The swollen, angry looking organs at the back of so many young throats, were not a cause of illness as doctors thought but a sign that the body was successfully fending it off. The operation actually weakened our defence against infection rather than strengthening it.

There is a lesson here for Tony Blair whose anxiety about the NHS, and his capacity to modernise it, is becoming daily more palpable. This week he even repeated a pledge made at least a year ago - that all cancer patients would be seen by a specialist within two weeks of diagnosis - as if it were new.

The problem with the cancer pledge, like the costly pledge to cut waiting lists, is that it distorts clinical priorities. Of course people with suspected cancer should be seen quickly, provided treatment for sicker patients is not delayed.

Which brings us back to adenoids. If you want to cut waiting lists, why not cut out unnecessary operations? Although surgery to remove tonsils and adenoids has declined sharply since I lost mine, it remains one of the 10 most commonly performed operations in Britain.

When my own offspring developed the sore throats and ear infections that are as much a part of childhood as birthdays and Christmas, a new operation was in vogue - grommets. The tiny valves, inserted in the ear drum of my older son, were supposed to cure "glue ear", a cause of childhood deafness, by allowing accumulated fluid to drain away. Cynics said the diagnosis was the creation of under-employed ear, nose and throat surgeons anxious to fill empty operating lists after tonsillectomies went out of fashion. The fashion for grommets, too, is now past its peak.
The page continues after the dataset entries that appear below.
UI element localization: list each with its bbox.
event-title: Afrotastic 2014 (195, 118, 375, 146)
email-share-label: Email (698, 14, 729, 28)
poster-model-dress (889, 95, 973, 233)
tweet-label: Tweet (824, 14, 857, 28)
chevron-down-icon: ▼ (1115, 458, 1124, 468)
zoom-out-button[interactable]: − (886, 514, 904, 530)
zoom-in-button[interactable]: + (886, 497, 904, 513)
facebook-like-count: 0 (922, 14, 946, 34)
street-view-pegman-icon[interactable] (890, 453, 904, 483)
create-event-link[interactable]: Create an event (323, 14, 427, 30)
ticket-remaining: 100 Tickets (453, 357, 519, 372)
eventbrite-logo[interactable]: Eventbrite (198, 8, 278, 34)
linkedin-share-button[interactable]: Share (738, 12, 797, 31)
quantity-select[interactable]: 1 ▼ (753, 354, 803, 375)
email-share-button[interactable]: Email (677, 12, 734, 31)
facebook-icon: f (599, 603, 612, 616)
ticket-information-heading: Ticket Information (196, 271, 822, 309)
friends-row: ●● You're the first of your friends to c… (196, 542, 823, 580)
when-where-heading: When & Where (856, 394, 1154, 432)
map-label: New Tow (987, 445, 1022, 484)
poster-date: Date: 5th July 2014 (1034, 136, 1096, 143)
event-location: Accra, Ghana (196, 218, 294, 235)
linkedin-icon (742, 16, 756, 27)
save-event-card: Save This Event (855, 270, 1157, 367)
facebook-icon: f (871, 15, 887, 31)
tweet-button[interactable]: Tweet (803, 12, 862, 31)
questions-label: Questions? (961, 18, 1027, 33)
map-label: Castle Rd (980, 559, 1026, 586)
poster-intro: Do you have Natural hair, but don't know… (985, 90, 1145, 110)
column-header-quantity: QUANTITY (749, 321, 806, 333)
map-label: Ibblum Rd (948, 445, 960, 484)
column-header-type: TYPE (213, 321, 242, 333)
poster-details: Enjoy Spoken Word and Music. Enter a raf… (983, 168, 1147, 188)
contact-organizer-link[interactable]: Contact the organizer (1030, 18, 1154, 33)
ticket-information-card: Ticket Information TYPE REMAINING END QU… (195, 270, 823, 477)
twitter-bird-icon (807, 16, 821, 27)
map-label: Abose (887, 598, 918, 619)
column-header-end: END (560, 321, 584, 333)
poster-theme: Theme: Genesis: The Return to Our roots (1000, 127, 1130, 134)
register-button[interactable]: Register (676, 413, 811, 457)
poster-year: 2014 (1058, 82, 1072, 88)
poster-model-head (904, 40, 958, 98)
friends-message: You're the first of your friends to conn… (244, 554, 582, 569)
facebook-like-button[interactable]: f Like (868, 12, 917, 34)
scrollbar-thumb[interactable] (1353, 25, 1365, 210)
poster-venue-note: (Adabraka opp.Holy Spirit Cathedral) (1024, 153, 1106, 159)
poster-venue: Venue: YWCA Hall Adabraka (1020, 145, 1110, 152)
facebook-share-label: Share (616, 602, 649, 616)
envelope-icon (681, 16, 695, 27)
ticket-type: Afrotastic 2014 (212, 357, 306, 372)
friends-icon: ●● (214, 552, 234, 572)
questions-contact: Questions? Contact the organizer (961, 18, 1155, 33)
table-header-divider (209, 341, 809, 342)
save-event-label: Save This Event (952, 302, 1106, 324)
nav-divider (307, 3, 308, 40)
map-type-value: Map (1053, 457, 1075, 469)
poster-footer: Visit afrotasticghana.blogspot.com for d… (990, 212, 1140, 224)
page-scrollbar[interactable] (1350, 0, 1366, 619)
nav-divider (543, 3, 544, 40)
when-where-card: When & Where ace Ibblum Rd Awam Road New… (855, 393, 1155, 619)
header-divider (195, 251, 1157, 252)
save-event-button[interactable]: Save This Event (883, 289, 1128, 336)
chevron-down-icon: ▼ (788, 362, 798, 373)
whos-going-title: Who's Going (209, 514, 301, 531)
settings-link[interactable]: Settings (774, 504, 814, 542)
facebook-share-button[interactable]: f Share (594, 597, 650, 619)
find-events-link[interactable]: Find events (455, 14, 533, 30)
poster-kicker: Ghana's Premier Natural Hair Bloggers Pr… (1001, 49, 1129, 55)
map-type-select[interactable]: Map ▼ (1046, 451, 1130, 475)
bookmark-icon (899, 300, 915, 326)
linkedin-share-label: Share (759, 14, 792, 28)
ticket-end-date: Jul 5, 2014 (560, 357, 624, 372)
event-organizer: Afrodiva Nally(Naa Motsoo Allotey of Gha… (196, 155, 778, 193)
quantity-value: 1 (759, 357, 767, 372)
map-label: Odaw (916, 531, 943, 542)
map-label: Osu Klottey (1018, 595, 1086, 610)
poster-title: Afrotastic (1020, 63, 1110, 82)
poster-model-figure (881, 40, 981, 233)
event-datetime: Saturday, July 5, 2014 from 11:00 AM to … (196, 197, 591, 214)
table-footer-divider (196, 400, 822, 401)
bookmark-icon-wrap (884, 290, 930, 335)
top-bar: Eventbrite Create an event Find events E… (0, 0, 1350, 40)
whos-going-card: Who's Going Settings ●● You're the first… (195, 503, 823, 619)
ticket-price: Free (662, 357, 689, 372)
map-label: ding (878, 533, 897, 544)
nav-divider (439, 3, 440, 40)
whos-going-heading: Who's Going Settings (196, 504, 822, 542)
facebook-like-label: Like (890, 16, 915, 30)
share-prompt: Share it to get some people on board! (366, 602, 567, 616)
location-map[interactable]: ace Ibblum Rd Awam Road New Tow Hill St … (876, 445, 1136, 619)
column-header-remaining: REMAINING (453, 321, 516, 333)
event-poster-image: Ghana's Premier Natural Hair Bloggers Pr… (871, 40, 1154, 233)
But old habits die hard. A report in yesterday's Journal of the American Medical Association says surgery to remove tonsils and adenoids is still the commonest operation performed on American children aged under 15, with 426,000 cases treated in 1994. The report adds that more than one in seven of the children suffered subsequent complications. So in return for a small reduction in the risk of ear infection, they had to undergo major surgery with a high risk of complications.

Unnecessary surgery in this country is not confined to tonsils or to children. Hysterectomies, removal of wisdom teeth and D & Cs (scraping of the lining of the womb) are all common operations which, studies suggest, are overperformed. Cutting them by even 10 per cent would ease the pressure on the NHS.

The Government's new watchdog of clinical effectiveness - the National Institute of Clinical Excellence - is due to get its teeth into these issues in the autumn. Tony Blair must be hoping it bites as well as barks.